Originario di Matera, l’artista mi ha spesso parlato del suo paese come un luogo saturo di misticismo dal respiro secolare, Un luogo delineato da buchi, da cavità, da grotte, da angoli bui e tenebrosi.
Beh, anche per chi non avesse mai visto la terra dei Sassi, posso dirvi che questo paese lucano ha origini molto antiche. Il suo territorio testimonia insediamenti continui sin dall'età paleolitica. Nelle grotte sparse lungo le Gravine materane sono stati ritrovati diversi oggetti risalenti a quell'epoca. (Chissà se Castello non ne abbia riportato uno nelle sue opere!) Con le Età dei metalli nacque il primo nucleo urbano, quello dell'attuale Civita, sulla sponda destra della Gravina.
Sì, credo proprio che Bonifacio Castello sia un buon interprete della storia del suo paese.
Non è un caso infatti che il suo lavoro comprenda riciclaggio di materiale, strutture geometrizzate e materia fustellata .
Ma il nostro artista oltre che a illuminare il suo Io si preoccupa anche del mondo in cui vive. Se sento il bisogno di dire questo è perché poche volte s’incontrano personaggi che uniscono impegno e afflato artistico e quando ho conosciuto Bonifacio ho capito che lui era uno di quelli. Castello alterna il suo lavoro di artista ad assistente in una casa di accoglienza per bambini disagiati e credo che in molti suoi chiaroscuri bagnati dall’argento , siano presenti pianti desolati e dannati. È la realtà e a volte vorremmo dimenticarcela ma fa parte della nostra società e se anche uomini d’arte cercano di trovare una salvezza è giusto che il loro lavoro venga compensato.
Bonifacio Castello nato nel 1973, debutta nel 1987 con una Personale di grafica figurativa a Metaponto. Nel ’88 lo troviamo in una Collettiva di pittura a Miglionico , dal titolo: paesaggio Lucano.
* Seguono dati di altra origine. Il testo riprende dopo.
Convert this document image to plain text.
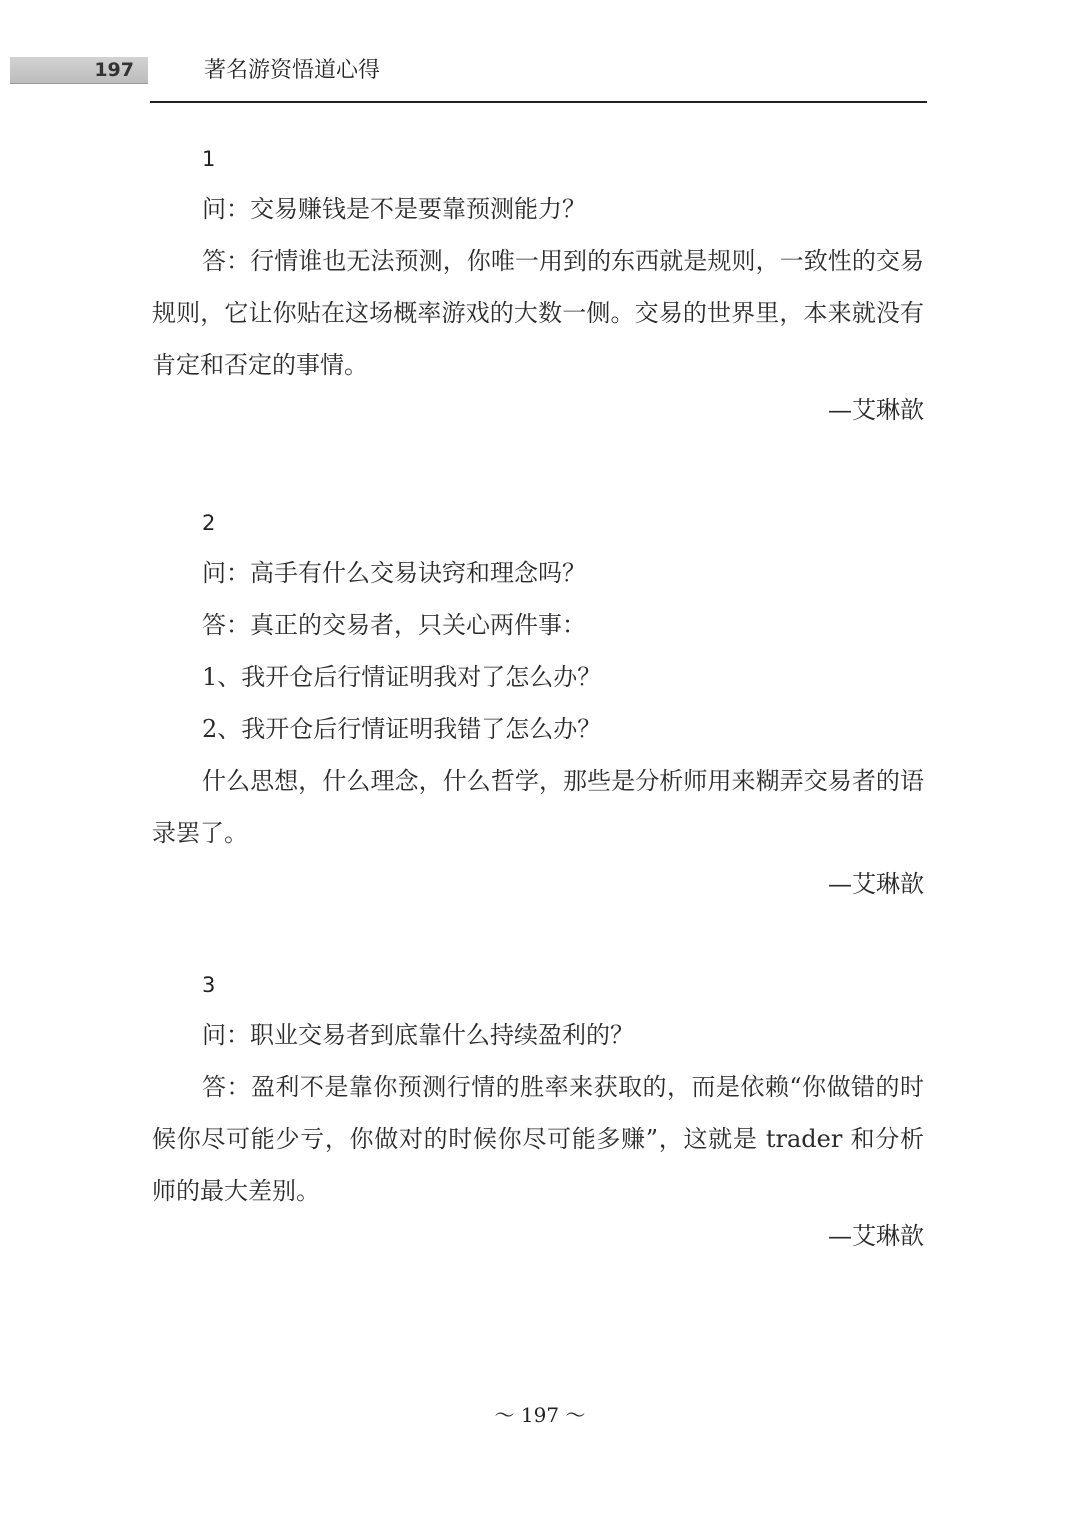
197	著名游资悟道心得
1
问：交易赚钱是不是要靠预测能力？
答：行情谁也无法预测，你唯一用到的东西就是规则，一致性的交易规则，它让你贴在这场概率游戏的大数一侧。交易的世界里，本来就没有肯定和否定的事情。
—艾琳歆
2
问：高手有什么交易诀窍和理念吗？
答：真正的交易者，只关心两件事：
1、我开仓后行情证明我对了怎么办？
2、我开仓后行情证明我错了怎么办？
什么思想，什么理念，什么哲学，那些是分析师用来糊弄交易者的语录罢了。
—艾琳歆
3
问：职业交易者到底靠什么持续盈利的？
答：盈利不是靠你预测行情的胜率来获取的，而是依赖“你做错的时候你尽可能少亏，你做对的时候你尽可能多赚”，这就是 trader 和分析师的最大差别。
—艾琳歆
～ 197 ～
Nel ’89 a Aliano in : Terramia.
Finalmente nel territorio toscano, Bonifacio partecipa alla Collettiva di giovani artisti europei nel ‘ il ritratto e la sua interpretazione ‘ ; siamo a Firenze nel 1994.
Nel ’96 l’artista ritorna nel suo paese come ideatore del progetto Land-Art: il bello è dentro. Mille e trecento metri quadri di superficie da impacchettare, In questo caso senza l’aiuto di elicotteri come erano abituati a fare Christo e Jeanne-Claude. I suoi collaboratori si armano di Spanbon, materiale per pavimenti, per ricoprire la chiesa rupestre di S. Maria de Idris e S. Giovanni in Monterrone.
Ma non finisce qui, Bonifacio Castello nel 2007 organizza una Personale di fotografia digitale: Onirico Erotico, al Dolce Vita di Firenze, con una consulenza telefonica di Tinto Brass.
Nello stesso anno a Roma per ‘ Energia in Movimento ‘ al laboratorio Emozionale, partecipa alla Collettiva di pittura e grafica.
Come vediamo il suo lavoro è vario, energico e appropriato con l’uso più svariato di materiali, dalla pittura a olio, allo smalto,alla trementina, all’argilla e a tutto ciò che viene prodotto dalla natura.
Oggi continua il suo lavoro di committenza tra terra toscana e lucana e presto sentiremo parlare ancora di lui. Forse per un’altra personale, forse per una nuova ricerca del segno o addirittura per la sua collaborazione in gallerie d’arte. Non ho il permesso di parlarne. Perciò quello che possiamo fare adesso è aspettare.